毒入り食品、ニセモノのミネラル・ウォーター。中国製食品は危ない。名品とされた「農夫山水」を検査したら水道水より水質が劣化していた。子どもが即席ラーメンを食べたら食中毒で3人が死亡、粉ミルクで赤ちゃんの死亡事故も夥しく、だから日本へ来ると明治粉ミルクを大量に購入するなど富裕層は食材を海外から求める。

庶民の不満は体制の矛盾、特権階級の肥大化にあり、本物の改革を希望するのだが、海外で成功した華僑らは、なぜカネをもって帰国し、国家の再建に協力しないのか?

それは民族の魂が不在であり、愛国心が無いからではないのか。

少なく見積もっても930万人の中国人が海外へ出た。実態はおそらく、1500万の中国人が世界各地へ散った。

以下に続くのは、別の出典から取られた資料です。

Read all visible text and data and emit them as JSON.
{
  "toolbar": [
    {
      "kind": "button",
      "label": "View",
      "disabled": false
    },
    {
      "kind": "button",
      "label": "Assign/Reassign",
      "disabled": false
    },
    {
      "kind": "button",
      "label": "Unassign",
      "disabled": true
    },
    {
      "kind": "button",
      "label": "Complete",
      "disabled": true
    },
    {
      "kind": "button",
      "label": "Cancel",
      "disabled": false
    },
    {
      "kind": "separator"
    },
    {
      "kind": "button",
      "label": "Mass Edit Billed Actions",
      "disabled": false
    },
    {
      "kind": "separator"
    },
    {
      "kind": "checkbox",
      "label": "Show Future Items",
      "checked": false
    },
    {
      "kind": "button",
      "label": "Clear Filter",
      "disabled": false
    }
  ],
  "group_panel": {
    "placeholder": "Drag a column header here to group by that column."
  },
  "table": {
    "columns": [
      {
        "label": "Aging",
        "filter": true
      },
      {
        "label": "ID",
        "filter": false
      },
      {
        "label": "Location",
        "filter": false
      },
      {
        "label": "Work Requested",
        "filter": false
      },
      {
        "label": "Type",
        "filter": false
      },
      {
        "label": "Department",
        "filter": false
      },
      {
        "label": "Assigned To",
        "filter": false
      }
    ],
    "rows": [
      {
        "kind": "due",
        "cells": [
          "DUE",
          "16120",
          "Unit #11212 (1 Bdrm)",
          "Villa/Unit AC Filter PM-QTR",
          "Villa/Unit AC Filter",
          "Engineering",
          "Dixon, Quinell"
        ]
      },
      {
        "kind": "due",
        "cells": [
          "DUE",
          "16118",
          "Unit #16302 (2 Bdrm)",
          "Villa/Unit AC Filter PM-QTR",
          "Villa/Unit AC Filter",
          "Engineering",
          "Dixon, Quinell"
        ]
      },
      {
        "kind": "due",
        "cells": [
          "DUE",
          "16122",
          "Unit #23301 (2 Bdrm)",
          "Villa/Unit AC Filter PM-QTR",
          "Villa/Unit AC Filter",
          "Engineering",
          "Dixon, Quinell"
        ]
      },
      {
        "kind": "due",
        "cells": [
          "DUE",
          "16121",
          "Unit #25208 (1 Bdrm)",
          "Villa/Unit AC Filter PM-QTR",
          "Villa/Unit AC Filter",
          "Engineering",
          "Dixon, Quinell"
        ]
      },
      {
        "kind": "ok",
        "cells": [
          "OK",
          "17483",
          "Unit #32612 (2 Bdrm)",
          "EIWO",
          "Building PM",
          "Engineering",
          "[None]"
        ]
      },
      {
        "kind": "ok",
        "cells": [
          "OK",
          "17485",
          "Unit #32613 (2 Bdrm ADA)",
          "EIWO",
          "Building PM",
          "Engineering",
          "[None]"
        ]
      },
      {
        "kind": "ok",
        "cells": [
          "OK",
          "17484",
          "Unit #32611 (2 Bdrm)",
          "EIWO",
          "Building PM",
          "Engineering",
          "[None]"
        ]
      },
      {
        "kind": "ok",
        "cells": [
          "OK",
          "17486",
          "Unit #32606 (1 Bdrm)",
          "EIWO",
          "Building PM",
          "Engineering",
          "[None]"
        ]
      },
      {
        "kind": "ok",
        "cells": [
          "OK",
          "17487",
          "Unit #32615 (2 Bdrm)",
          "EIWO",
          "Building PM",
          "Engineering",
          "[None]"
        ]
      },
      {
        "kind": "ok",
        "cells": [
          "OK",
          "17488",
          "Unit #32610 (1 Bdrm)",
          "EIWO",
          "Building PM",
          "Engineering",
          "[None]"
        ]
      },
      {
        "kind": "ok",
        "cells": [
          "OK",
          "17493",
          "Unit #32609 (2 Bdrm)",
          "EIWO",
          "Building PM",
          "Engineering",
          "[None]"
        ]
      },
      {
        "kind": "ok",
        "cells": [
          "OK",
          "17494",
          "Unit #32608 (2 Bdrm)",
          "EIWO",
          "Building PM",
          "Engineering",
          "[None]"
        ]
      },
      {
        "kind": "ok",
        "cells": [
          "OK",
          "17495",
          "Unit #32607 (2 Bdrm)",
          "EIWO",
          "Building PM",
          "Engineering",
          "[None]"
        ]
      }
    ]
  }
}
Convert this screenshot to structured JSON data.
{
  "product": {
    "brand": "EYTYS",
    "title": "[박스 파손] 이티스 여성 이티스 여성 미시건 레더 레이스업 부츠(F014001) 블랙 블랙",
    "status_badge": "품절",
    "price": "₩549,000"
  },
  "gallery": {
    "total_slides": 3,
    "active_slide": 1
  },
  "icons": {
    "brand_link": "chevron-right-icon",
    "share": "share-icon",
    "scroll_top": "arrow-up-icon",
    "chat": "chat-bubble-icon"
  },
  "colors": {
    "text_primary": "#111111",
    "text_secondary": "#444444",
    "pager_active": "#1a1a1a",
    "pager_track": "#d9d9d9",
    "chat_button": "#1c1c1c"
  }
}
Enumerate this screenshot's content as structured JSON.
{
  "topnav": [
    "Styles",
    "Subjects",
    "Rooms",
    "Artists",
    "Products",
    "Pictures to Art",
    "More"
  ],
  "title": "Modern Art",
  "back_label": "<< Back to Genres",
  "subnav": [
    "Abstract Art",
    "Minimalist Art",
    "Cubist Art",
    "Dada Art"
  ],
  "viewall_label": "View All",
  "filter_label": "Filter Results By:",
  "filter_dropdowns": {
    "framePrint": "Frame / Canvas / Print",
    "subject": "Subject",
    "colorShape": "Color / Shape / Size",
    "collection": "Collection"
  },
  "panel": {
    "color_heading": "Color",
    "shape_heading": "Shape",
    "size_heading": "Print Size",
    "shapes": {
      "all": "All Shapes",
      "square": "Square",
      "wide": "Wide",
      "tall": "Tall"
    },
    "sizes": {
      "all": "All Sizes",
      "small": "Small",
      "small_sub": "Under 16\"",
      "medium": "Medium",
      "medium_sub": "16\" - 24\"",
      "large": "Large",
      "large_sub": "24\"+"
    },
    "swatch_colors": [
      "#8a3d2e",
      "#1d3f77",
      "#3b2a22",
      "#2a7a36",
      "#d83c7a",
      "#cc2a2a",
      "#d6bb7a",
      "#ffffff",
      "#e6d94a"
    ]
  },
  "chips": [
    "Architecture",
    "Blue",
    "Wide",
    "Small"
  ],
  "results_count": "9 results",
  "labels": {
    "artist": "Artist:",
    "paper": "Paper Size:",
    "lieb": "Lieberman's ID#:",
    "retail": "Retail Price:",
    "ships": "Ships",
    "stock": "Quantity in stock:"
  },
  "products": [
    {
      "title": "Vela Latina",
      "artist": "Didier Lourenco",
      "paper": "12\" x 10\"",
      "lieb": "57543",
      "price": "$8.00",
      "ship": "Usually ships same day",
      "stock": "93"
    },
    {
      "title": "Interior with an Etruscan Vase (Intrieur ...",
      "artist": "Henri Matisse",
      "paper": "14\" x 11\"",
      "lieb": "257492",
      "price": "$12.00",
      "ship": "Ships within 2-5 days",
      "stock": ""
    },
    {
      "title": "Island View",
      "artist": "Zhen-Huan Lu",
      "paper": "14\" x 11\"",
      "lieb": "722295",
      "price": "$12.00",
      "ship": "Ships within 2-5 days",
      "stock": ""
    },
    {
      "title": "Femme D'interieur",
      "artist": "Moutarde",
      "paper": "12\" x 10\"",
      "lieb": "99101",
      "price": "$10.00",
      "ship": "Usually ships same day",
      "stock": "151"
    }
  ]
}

才能のある人が活躍できる公平な機会が無く、カネのある人は財産管理の安全に問題があり、結局は海外に出るのが得策という判断となる。

これらの歎きが新聞の投稿欄を埋める(たとえば『華人週報』、2014年2月6日号)。

こうして有能な人材と富裕層の海外脱出を「移民」というタームでくくるのは問題があり、本質に横たわる中国の経済危機の主因の一つは夥しい移民である。

移民という美名の下、じつは海外脱出であり、これは中国経済に深刻な悪影響をもたらすだろう。